In mice, blocking IL-1 actions by IL-1Ra fully reversed the increase in ischemic brain injury induced by infection and restored impairment in sensory–motor performance (Fig 6). Infection induced a 3-fold increase in BBB injury, which was reduced by 40% after IL-1Ra treatment. We have reported previously that chronic infection preceding stroke increases granulocyte numbers in the spleen, and that granulocytes contribute to ischemic injury and BBB breakdown mediated by systemic inflammation.16, 30 IL-1Ra significantly reduced granulocyte numbers in the spleen (by >50%) and had similar effects on CD4⁺ T cells in the bone marrow, irrespective of infection status.

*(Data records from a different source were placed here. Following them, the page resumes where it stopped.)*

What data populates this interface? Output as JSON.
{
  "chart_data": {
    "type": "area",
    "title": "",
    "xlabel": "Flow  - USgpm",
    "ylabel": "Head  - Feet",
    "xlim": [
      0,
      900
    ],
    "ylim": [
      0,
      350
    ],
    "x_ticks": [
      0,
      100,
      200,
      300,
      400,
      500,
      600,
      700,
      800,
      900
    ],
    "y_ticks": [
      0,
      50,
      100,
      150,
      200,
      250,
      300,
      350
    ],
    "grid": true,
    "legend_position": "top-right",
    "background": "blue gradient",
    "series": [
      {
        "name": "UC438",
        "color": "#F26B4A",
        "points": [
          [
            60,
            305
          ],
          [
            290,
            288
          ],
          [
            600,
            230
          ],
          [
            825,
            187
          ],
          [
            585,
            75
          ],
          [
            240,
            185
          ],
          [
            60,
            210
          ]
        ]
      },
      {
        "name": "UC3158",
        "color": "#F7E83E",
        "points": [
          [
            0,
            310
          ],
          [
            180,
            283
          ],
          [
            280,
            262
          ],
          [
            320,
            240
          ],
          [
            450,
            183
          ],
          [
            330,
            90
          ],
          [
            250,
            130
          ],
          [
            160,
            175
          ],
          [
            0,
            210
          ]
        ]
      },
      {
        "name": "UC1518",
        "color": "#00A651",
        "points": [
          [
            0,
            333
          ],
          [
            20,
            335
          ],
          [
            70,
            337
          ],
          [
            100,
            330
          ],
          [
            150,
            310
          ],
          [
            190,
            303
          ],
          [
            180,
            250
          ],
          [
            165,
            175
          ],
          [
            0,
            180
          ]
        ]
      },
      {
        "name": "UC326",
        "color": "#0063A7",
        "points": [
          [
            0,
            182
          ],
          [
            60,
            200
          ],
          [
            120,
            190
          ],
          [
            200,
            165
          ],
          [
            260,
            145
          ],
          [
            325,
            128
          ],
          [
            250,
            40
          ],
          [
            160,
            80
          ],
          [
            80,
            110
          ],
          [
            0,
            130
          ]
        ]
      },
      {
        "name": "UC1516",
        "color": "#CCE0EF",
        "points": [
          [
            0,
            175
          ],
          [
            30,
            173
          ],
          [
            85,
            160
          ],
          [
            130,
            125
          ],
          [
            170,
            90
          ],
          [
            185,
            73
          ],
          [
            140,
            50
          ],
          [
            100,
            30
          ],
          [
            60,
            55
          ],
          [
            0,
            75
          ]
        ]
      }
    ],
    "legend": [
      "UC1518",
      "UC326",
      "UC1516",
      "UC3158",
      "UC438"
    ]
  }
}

Similarly to mice, Wistar rats displayed significantly elevated IL-1β levels (2-fold) in the liver in response to infection, confirming the development of a systemic inflammatory response (see Fig 6). Infection significantly (by 40%) increased brain injury induced by cerebral ischemia. IL-1Ra administration fully reversed the infection-induced increase in brain injury and BBB breakdown after cerebral ischemia, suggesting that impaired outcome after stroke in response to S. pneumonia is IL-1 dependent in both rodent models. IL-1Ra treatment after cerebral ischemia also reversed brain edema in infected rats, improved behavioral outcome, and rescued motor performance.

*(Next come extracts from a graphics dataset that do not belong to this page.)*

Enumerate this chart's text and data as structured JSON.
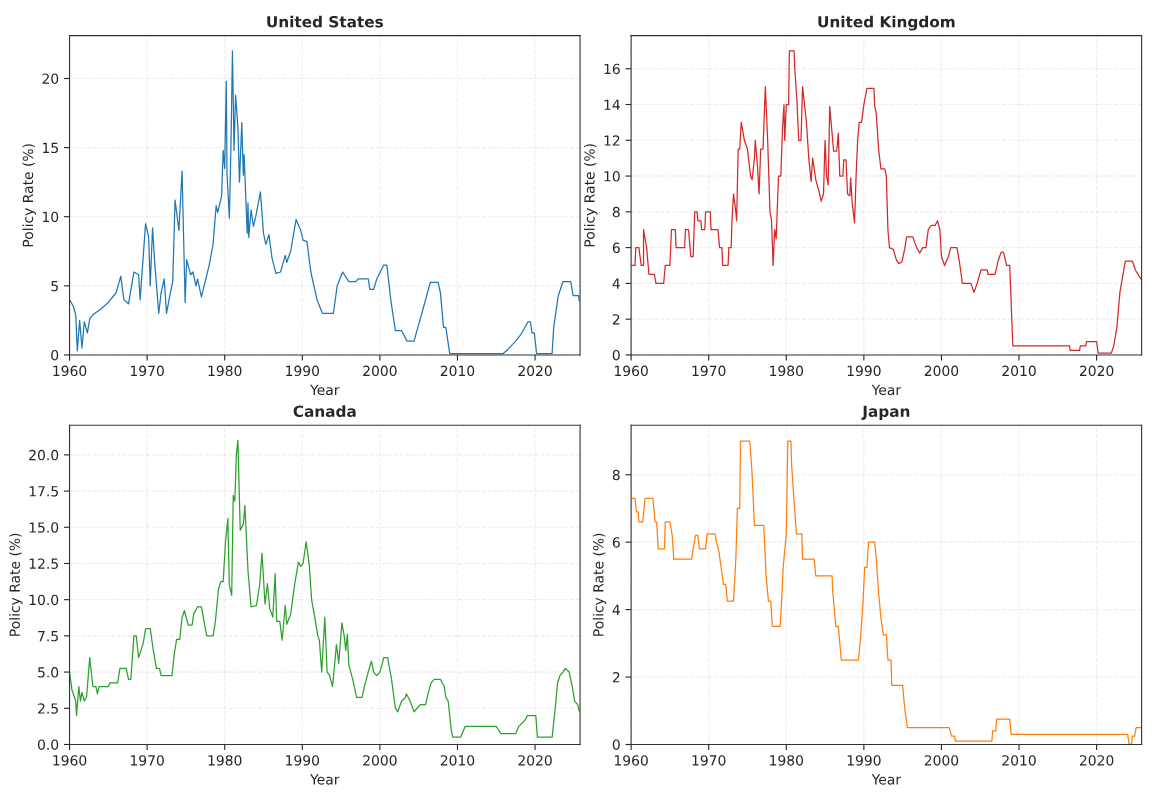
{
  "chart_data": [
    {
      "type": "line",
      "title": "United States",
      "xlabel": "Year",
      "ylabel": "Policy Rate (%)",
      "xlim": [
        1960,
        2025.8
      ],
      "xticks": [
        1960,
        1970,
        1980,
        1990,
        2000,
        2010,
        2020
      ],
      "ylim": [
        0,
        23.1
      ],
      "yticks": [
        0,
        5,
        10,
        15,
        20
      ],
      "grid": true,
      "series": [
        {
          "color": "#1f77b4",
          "x": [
            1960,
            1960.5,
            1960.8,
            1961.0,
            1961.3,
            1961.6,
            1961.9,
            1962.3,
            1962.6,
            1963,
            1964,
            1965,
            1966,
            1966.6,
            1967,
            1967.6,
            1968.3,
            1968.9,
            1969.1,
            1969.8,
            1970.2,
            1970.4,
            1970.7,
            1971.0,
            1971.5,
            1971.8,
            1972.2,
            1972.5,
            1973.0,
            1973.3,
            1973.6,
            1974.1,
            1974.5,
            1974.9,
            1975.1,
            1975.6,
            1975.9,
            1976.3,
            1976.5,
            1977.0,
            1978.0,
            1978.5,
            1978.9,
            1979.1,
            1979.6,
            1979.8,
            1980.0,
            1980.2,
            1980.3,
            1980.6,
            1980.8,
            1981.0,
            1981.2,
            1981.4,
            1981.7,
            1981.9,
            1982.2,
            1982.4,
            1982.5,
            1982.9,
            1983.0,
            1983.1,
            1983.4,
            1983.7,
            1984.0,
            1984.6,
            1985.0,
            1985.3,
            1985.7,
            1986.1,
            1986.6,
            1987.2,
            1987.6,
            1987.8,
            1988.0,
            1988.5,
            1989.2,
            1989.8,
            1990.1,
            1990.6,
            1991.1,
            1991.9,
            1992.6,
            1994.0,
            1994.5,
            1995.2,
            1996.0,
            1996.9,
            1997.2,
            1998.5,
            1998.7,
            1999.2,
            1999.6,
            2000.5,
            2000.9,
            2001.4,
            2002.0,
            2002.8,
            2003.5,
            2004.4,
            2005.4,
            2006.5,
            2007.5,
            2007.8,
            2008.2,
            2008.5,
            2009.0,
            2015.9,
            2016.5,
            2017.5,
            2018.2,
            2019.1,
            2019.4,
            2019.6,
            2019.9,
            2020.2,
            2022.2,
            2022.4,
            2023.0,
            2023.6,
            2024.6,
            2024.9,
            2025.6,
            2025.7
          ],
          "values": [
            4.0,
            3.5,
            2.9,
            0.3,
            2.5,
            0.5,
            2.4,
            1.6,
            2.6,
            2.9,
            3.3,
            3.8,
            4.5,
            5.7,
            4.0,
            3.7,
            6.0,
            5.8,
            4.0,
            9.5,
            8.5,
            5.0,
            9.2,
            6.5,
            3.0,
            4.5,
            5.5,
            3.0,
            4.5,
            5.3,
            11.2,
            9.0,
            13.3,
            3.8,
            6.9,
            5.8,
            6.0,
            5.0,
            5.5,
            4.2,
            6.5,
            8.0,
            10.8,
            10.3,
            11.5,
            14.8,
            13.5,
            19.8,
            13.0,
            9.9,
            15.0,
            22.0,
            14.8,
            18.8,
            16.5,
            12.5,
            16.8,
            13.0,
            14.5,
            8.8,
            11.0,
            8.5,
            10.5,
            9.3,
            10.0,
            11.8,
            8.8,
            8.0,
            8.7,
            7.0,
            5.9,
            6.0,
            6.8,
            7.2,
            6.7,
            7.5,
            9.8,
            9.0,
            8.3,
            8.2,
            6.0,
            4.0,
            3.0,
            3.0,
            5.0,
            6.0,
            5.3,
            5.3,
            5.5,
            5.5,
            4.75,
            4.75,
            5.5,
            6.5,
            6.5,
            4.0,
            1.75,
            1.75,
            1.0,
            1.0,
            3.0,
            5.25,
            5.25,
            4.5,
            2.0,
            2.0,
            0.1,
            0.1,
            0.4,
            1.0,
            1.5,
            2.4,
            2.4,
            1.6,
            1.6,
            0.1,
            0.1,
            2.0,
            4.3,
            5.3,
            5.3,
            4.3,
            4.3,
            3.9
          ]
        }
      ]
    },
    {
      "type": "line",
      "title": "United Kingdom",
      "xlabel": "Year",
      "ylabel": "Policy Rate (%)",
      "xlim": [
        1960,
        2025.8
      ],
      "xticks": [
        1960,
        1970,
        1980,
        1990,
        2000,
        2010,
        2020
      ],
      "ylim": [
        0,
        17.85
      ],
      "yticks": [
        0,
        2,
        4,
        6,
        8,
        10,
        12,
        14,
        16
      ],
      "grid": true,
      "series": [
        {
          "color": "#d62728",
          "x": [
            1960,
            1960.5,
            1960.6,
            1961.0,
            1961.3,
            1961.6,
            1961.6,
            1962.0,
            1962.3,
            1963.0,
            1963.2,
            1964.2,
            1964.4,
            1965.0,
            1965.2,
            1965.7,
            1965.8,
            1966.9,
            1967.0,
            1967.4,
            1967.7,
            1968.0,
            1968.2,
            1968.5,
            1968.6,
            1969.0,
            1969.1,
            1969.5,
            1969.6,
            1970.2,
            1970.3,
            1971.2,
            1971.4,
            1971.7,
            1971.8,
            1972.5,
            1972.6,
            1972.9,
            1973.0,
            1973.2,
            1973.5,
            1973.6,
            1973.8,
            1974.0,
            1974.2,
            1974.6,
            1975.0,
            1975.4,
            1975.6,
            1975.9,
            1976.0,
            1976.3,
            1976.5,
            1976.7,
            1977.0,
            1977.3,
            1977.6,
            1977.9,
            1978.1,
            1978.3,
            1978.5,
            1978.7,
            1979.0,
            1979.3,
            1979.5,
            1979.7,
            1979.8,
            1980.0,
            1980.3,
            1980.4,
            1981.0,
            1981.1,
            1981.4,
            1981.6,
            1981.9,
            1982.1,
            1982.6,
            1982.9,
            1983.2,
            1983.4,
            1983.8,
            1984.3,
            1984.5,
            1984.8,
            1985.0,
            1985.2,
            1985.4,
            1985.6,
            1985.9,
            1986.1,
            1986.5,
            1986.7,
            1986.9,
            1987.3,
            1987.4,
            1987.7,
            1987.9,
            1988.2,
            1988.3,
            1988.5,
            1988.8,
            1989.0,
            1989.2,
            1989.4,
            1989.7,
            1990.0,
            1990.4,
            1991.3,
            1991.4,
            1991.6,
            1991.9,
            1992.2,
            1992.7,
            1992.9,
            1993.1,
            1993.3,
            1993.8,
            1994.2,
            1994.5,
            1994.9,
            1995.3,
            1995.5,
            1996.3,
            1996.8,
            1997.2,
            1997.6,
            1998.0,
            1998.3,
            1998.7,
            1999.2,
            1999.5,
            1999.8,
            2000.0,
            2000.4,
            2000.9,
            2001.2,
            2002.0,
            2002.3,
            2002.7,
            2003.8,
            2004.2,
            2004.6,
            2005.1,
            2005.9,
            2006.0,
            2006.9,
            2007.3,
            2007.7,
            2008.0,
            2008.4,
            2008.8,
            2009.2,
            2016.5,
            2016.6,
            2017.8,
            2017.9,
            2018.6,
            2018.7,
            2020.0,
            2020.2,
            2021.9,
            2022.2,
            2022.6,
            2023.0,
            2023.3,
            2023.7,
            2024.6,
            2025.0,
            2025.7
          ],
          "values": [
            5.0,
            5.0,
            6.0,
            6.0,
            5.0,
            5.0,
            7.0,
            6.0,
            4.5,
            4.5,
            4.0,
            4.0,
            5.0,
            5.0,
            7.0,
            7.0,
            6.0,
            6.0,
            7.0,
            7.0,
            5.5,
            5.5,
            8.0,
            8.0,
            7.5,
            7.5,
            7.0,
            7.0,
            8.0,
            8.0,
            7.0,
            7.0,
            6.0,
            6.0,
            5.0,
            5.0,
            6.0,
            6.0,
            7.5,
            9.0,
            8.0,
            7.5,
            11.5,
            11.5,
            13.0,
            12.0,
            11.5,
            10.0,
            9.8,
            11.0,
            12.0,
            10.5,
            9.0,
            11.5,
            11.5,
            15.0,
            12.0,
            8.0,
            7.5,
            5.0,
            7.0,
            6.5,
            10.0,
            10.0,
            12.5,
            14.0,
            12.0,
            14.0,
            14.0,
            17.0,
            17.0,
            16.0,
            14.0,
            12.0,
            12.0,
            15.0,
            13.0,
            11.0,
            9.7,
            11.0,
            9.8,
            9.0,
            8.6,
            9.0,
            12.0,
            10.0,
            9.5,
            13.9,
            12.4,
            11.4,
            11.4,
            12.4,
            10.0,
            10.0,
            10.9,
            10.9,
            9.0,
            8.9,
            9.9,
            8.5,
            7.4,
            10.0,
            12.0,
            13.0,
            13.0,
            14.0,
            14.9,
            14.9,
            13.9,
            13.5,
            11.5,
            10.4,
            10.4,
            10.0,
            7.0,
            6.0,
            5.9,
            5.3,
            5.1,
            5.2,
            6.0,
            6.6,
            6.6,
            6.0,
            5.7,
            6.0,
            6.0,
            7.0,
            7.25,
            7.25,
            7.5,
            7.0,
            5.5,
            5.0,
            5.5,
            6.0,
            6.0,
            5.25,
            4.0,
            4.0,
            3.5,
            4.0,
            4.75,
            4.75,
            4.5,
            4.5,
            5.25,
            5.75,
            5.75,
            5.0,
            5.0,
            0.5,
            0.5,
            0.25,
            0.25,
            0.5,
            0.5,
            0.75,
            0.75,
            0.1,
            0.1,
            0.5,
            1.5,
            3.5,
            4.25,
            5.25,
            5.25,
            4.75,
            4.25
          ]
        }
      ]
    },
    {
      "type": "line",
      "title": "Canada",
      "xlabel": "Year",
      "ylabel": "Policy Rate (%)",
      "xlim": [
        1960,
        2025.8
      ],
      "xticks": [
        1960,
        1970,
        1980,
        1990,
        2000,
        2010,
        2020
      ],
      "ylim": [
        0,
        22.05
      ],
      "yticks": [
        {
          "value": 0,
          "label": "0.0"
        },
        {
          "value": 2.5,
          "label": "2.5"
        },
        {
          "value": 5,
          "label": "5.0"
        },
        {
          "value": 7.5,
          "label": "7.5"
        },
        {
          "value": 10,
          "label": "10.0"
        },
        {
          "value": 12.5,
          "label": "12.5"
        },
        {
          "value": 15,
          "label": "15.0"
        },
        {
          "value": 17.5,
          "label": "17.5"
        },
        {
          "value": 20,
          "label": "20.0"
        }
      ],
      "grid": true,
      "series": [
        {
          "color": "#2ca02c",
          "x": [
            1960,
            1960.3,
            1960.8,
            1960.9,
            1961.2,
            1961.4,
            1961.6,
            1961.9,
            1962.2,
            1962.6,
            1963.0,
            1963.4,
            1963.6,
            1963.8,
            1965.0,
            1965.2,
            1966.2,
            1966.5,
            1967.3,
            1967.6,
            1967.9,
            1968.3,
            1968.6,
            1968.9,
            1969.5,
            1969.8,
            1970.4,
            1970.8,
            1971.2,
            1971.6,
            1971.8,
            1973.2,
            1973.5,
            1973.8,
            1974.2,
            1974.5,
            1974.8,
            1975.3,
            1975.8,
            1976.0,
            1976.5,
            1977.0,
            1977.5,
            1977.7,
            1978.5,
            1978.8,
            1979.2,
            1979.5,
            1979.8,
            1980.1,
            1980.4,
            1980.6,
            1980.9,
            1981.1,
            1981.3,
            1981.5,
            1981.7,
            1982.0,
            1982.4,
            1982.6,
            1983.0,
            1983.4,
            1984.1,
            1984.5,
            1984.8,
            1985.2,
            1985.5,
            1985.8,
            1986.2,
            1986.5,
            1986.7,
            1987.1,
            1987.4,
            1987.8,
            1988.0,
            1988.5,
            1989.0,
            1989.5,
            1989.8,
            1990.1,
            1990.5,
            1990.9,
            1991.2,
            1991.6,
            1992.0,
            1992.2,
            1992.5,
            1992.9,
            1993.2,
            1993.5,
            1993.9,
            1994.4,
            1994.7,
            1995.1,
            1995.4,
            1995.6,
            1995.8,
            1996.0,
            1996.5,
            1997.0,
            1997.7,
            1998.0,
            1998.5,
            1998.9,
            1999.2,
            1999.6,
            2000.0,
            2000.5,
            2001.0,
            2001.5,
            2002.0,
            2002.3,
            2002.8,
            2003.3,
            2003.4,
            2003.9,
            2004.4,
            2004.8,
            2005.2,
            2005.9,
            2006.2,
            2006.6,
            2007.0,
            2007.8,
            2008.3,
            2008.5,
            2008.8,
            2009.2,
            2009.4,
            2010.4,
            2010.8,
            2011.0,
            2015.0,
            2015.3,
            2015.6,
            2017.5,
            2017.9,
            2018.4,
            2018.8,
            2019.0,
            2020.1,
            2020.3,
            2022.2,
            2022.6,
            2022.9,
            2023.2,
            2023.6,
            2023.9,
            2024.4,
            2024.8,
            2025.1,
            2025.5,
            2025.7
          ],
          "values": [
            5.0,
            3.8,
            3.0,
            2.0,
            4.0,
            3.0,
            3.6,
            3.0,
            3.3,
            6.0,
            4.0,
            4.0,
            3.5,
            4.0,
            4.0,
            4.25,
            4.25,
            5.25,
            5.25,
            4.5,
            4.5,
            7.5,
            7.5,
            6.0,
            7.0,
            8.0,
            8.0,
            6.5,
            5.25,
            5.25,
            4.75,
            4.75,
            6.25,
            7.25,
            7.25,
            8.75,
            9.25,
            8.25,
            8.25,
            9.0,
            9.5,
            9.5,
            8.0,
            7.5,
            7.5,
            8.5,
            10.75,
            11.25,
            11.25,
            14.0,
            15.6,
            11.0,
            10.3,
            17.2,
            16.8,
            20.0,
            21.0,
            14.8,
            15.2,
            16.5,
            12.0,
            9.5,
            9.6,
            11.0,
            13.2,
            9.7,
            11.1,
            9.4,
            8.8,
            11.8,
            8.5,
            8.5,
            7.2,
            9.6,
            8.3,
            9.0,
            11.0,
            12.6,
            12.3,
            12.5,
            14.0,
            12.4,
            10.0,
            8.8,
            7.5,
            7.2,
            5.0,
            8.8,
            5.0,
            4.8,
            4.0,
            6.9,
            5.6,
            8.4,
            7.5,
            6.5,
            7.6,
            5.5,
            4.5,
            3.25,
            3.25,
            4.0,
            5.0,
            5.75,
            5.0,
            4.75,
            5.0,
            6.0,
            6.0,
            4.5,
            2.5,
            2.25,
            3.0,
            3.25,
            3.5,
            3.0,
            2.25,
            2.5,
            2.75,
            2.75,
            3.5,
            4.25,
            4.5,
            4.5,
            4.0,
            3.25,
            3.0,
            1.0,
            0.5,
            0.5,
            1.0,
            1.25,
            1.25,
            1.0,
            0.75,
            0.75,
            1.25,
            1.5,
            1.75,
            2.0,
            2.0,
            0.5,
            0.5,
            2.5,
            4.25,
            4.75,
            5.0,
            5.25,
            5.0,
            4.0,
            3.0,
            2.75,
            2.3
          ]
        }
      ]
    },
    {
      "type": "line",
      "title": "Japan",
      "xlabel": "Year",
      "ylabel": "Policy Rate (%)",
      "xlim": [
        1960,
        2025.8
      ],
      "xticks": [
        1960,
        1970,
        1980,
        1990,
        2000,
        2010,
        2020
      ],
      "ylim": [
        0,
        9.47
      ],
      "yticks": [
        0,
        2,
        4,
        6,
        8
      ],
      "grid": true,
      "series": [
        {
          "color": "#ff7f0e",
          "x": [
            1960,
            1960.5,
            1960.7,
            1960.9,
            1961.0,
            1961.5,
            1961.8,
            1962.8,
            1963.1,
            1963.3,
            1963.5,
            1964.3,
            1964.4,
            1965.0,
            1965.3,
            1965.5,
            1967.8,
            1968.0,
            1968.3,
            1968.6,
            1968.8,
            1969.6,
            1969.8,
            1970.8,
            1971.0,
            1971.3,
            1971.6,
            1971.9,
            1972.2,
            1972.4,
            1973.2,
            1973.5,
            1973.7,
            1974.0,
            1974.1,
            1975.3,
            1975.6,
            1975.9,
            1977.1,
            1977.4,
            1977.7,
            1978.0,
            1978.2,
            1979.2,
            1979.4,
            1979.6,
            1980.0,
            1980.2,
            1980.6,
            1980.7,
            1981.0,
            1981.3,
            1982.0,
            1982.1,
            1983.6,
            1983.8,
            1985.9,
            1986.0,
            1986.4,
            1986.7,
            1986.9,
            1987.1,
            1989.3,
            1989.6,
            1989.9,
            1990.1,
            1990.4,
            1990.6,
            1991.4,
            1991.6,
            1991.9,
            1992.2,
            1992.5,
            1992.9,
            1993.1,
            1993.5,
            1993.6,
            1995.0,
            1995.3,
            1995.6,
            2001.0,
            2001.3,
            2001.7,
            2001.8,
            2006.5,
            2006.6,
            2007.0,
            2007.1,
            2008.8,
            2009.0,
            2024.0,
            2024.2,
            2024.5,
            2024.6,
            2024.9,
            2025.1,
            2025.7
          ],
          "values": [
            7.3,
            7.3,
            6.9,
            6.9,
            6.6,
            6.6,
            7.3,
            7.3,
            6.6,
            6.6,
            5.8,
            5.8,
            6.6,
            6.6,
            6.2,
            5.5,
            5.5,
            5.8,
            6.2,
            6.2,
            5.8,
            5.8,
            6.25,
            6.25,
            6.0,
            5.75,
            5.25,
            4.75,
            4.75,
            4.25,
            4.25,
            5.5,
            7.0,
            7.0,
            9.0,
            9.0,
            8.0,
            6.5,
            6.5,
            5.0,
            4.25,
            4.25,
            3.5,
            3.5,
            4.25,
            5.25,
            6.25,
            9.0,
            9.0,
            8.25,
            7.25,
            6.25,
            6.25,
            5.5,
            5.5,
            5.0,
            5.0,
            4.5,
            3.5,
            3.5,
            3.0,
            2.5,
            2.5,
            3.25,
            4.25,
            5.25,
            5.25,
            6.0,
            6.0,
            5.5,
            4.5,
            3.75,
            3.25,
            3.25,
            2.5,
            2.5,
            1.75,
            1.75,
            1.0,
            0.5,
            0.5,
            0.25,
            0.25,
            0.1,
            0.1,
            0.4,
            0.4,
            0.75,
            0.75,
            0.3,
            0.3,
            0.0,
            0.0,
            0.25,
            0.25,
            0.5,
            0.5
          ]
        }
      ]
    }
  ]
}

S. Pneumoniae Infection Drives Brain Injury Via Platelet-Dependent Inflammatory Responses

As infection could facilitate coagulatory processes,5 we examined platelet aggregation in the brain. We found an increased number of platelet aggregates in the area of the infarct in infected mice after experimental stroke, and this was also confirmed in the ipsilateral hemisphere of both aged lean and corpulent rats in response to infection (Fig 7). Platelet accumulation was observed mostly in small cerebral arteries, resulting in partial or complete coverage of the vascular lumen, and was not affected by IL-1Ra. Flow cytometric analysis confirmed increased platelet activation in infected mice prior to MCAo as identified by higher levels of P-selectin (CD62P) on CD42d/CD61-positive circulating platelets. Blockade of platelet GPIbα (using a specific Fab fragment, which does not induce depletion of platelets18) significantly reduced infarct size and BBB injury, and improved neurological outcome in infected mice, but did not alter platelet accumulation in the brain, suggesting an inflammatory role for platelets. GPIbα blockade did not facilitate intracranial bleedings in infected mice. Only 2 mice receiving control IgG and 1 mouse receiving anti-GPIbα Fab showed minor hemorrhagic transformation (<0.1% of the volume of the infarct). GPIbα blockade did not mediate protection against the small, primarily striatal injury in uninfected mice.

Blockade of platelet GPIbα reduced infection-induced granulocyte recruitment in the brain by 50% (see Fig 7). As both IL-1Ra and blockade of GPIbα reversed brain injury in infected mice, we further investigated whether systemic inflammatory changes alter microglial activation, which are the primary inflammatory cells in the brain. Microglial (lectin⁺/Iba1⁺) IL-1α was highly expressed in the ipsilateral hemisphere in infected mice after cerebral ischemia, which was significantly reduced after platelet GPIbα blockade. This reduction was most apparent in the ipsilateral cerebral cortex (see Fig 6H). Analysis of brain sections in infected mice also showed a comparable reduction in cortical IL-1α–positive microglia in response to IL-1Ra administration (see Fig 7J), indicating that IL-1– and platelet-dependent mechanisms contribute to microglial inflammatory changes and brain injury in response to infection after cerebral ischemia. We have also assessed whether infection could contribute to increased BBB injury, microglial IL-1α expression, or granulocyte recruitment independently of increased infarct size. Mice displaying the smallest infarcts from the infection group across different studies had comparable infarct size to those showing the largest infarct volumes in the control group (21.2 ± 6mm² vs 22.8 ± 6.8mm², respectively, n = 5). Granulocyte numbers were not (5 ± 1 cells/mm² vs 5 ± 2 cells/mm²), but BBB injury volume (22.9 ± 3.8mm² vs 13.8 ± 4.8mm², p < 0.01) and number of IL-1α–positive microglia (18 ± 7 cells/mm² vs 5 ± 4 cells/mm², p < 0.01) were significantly higher in infected animals with even small infarcts compared to control mice after cerebral ischemia.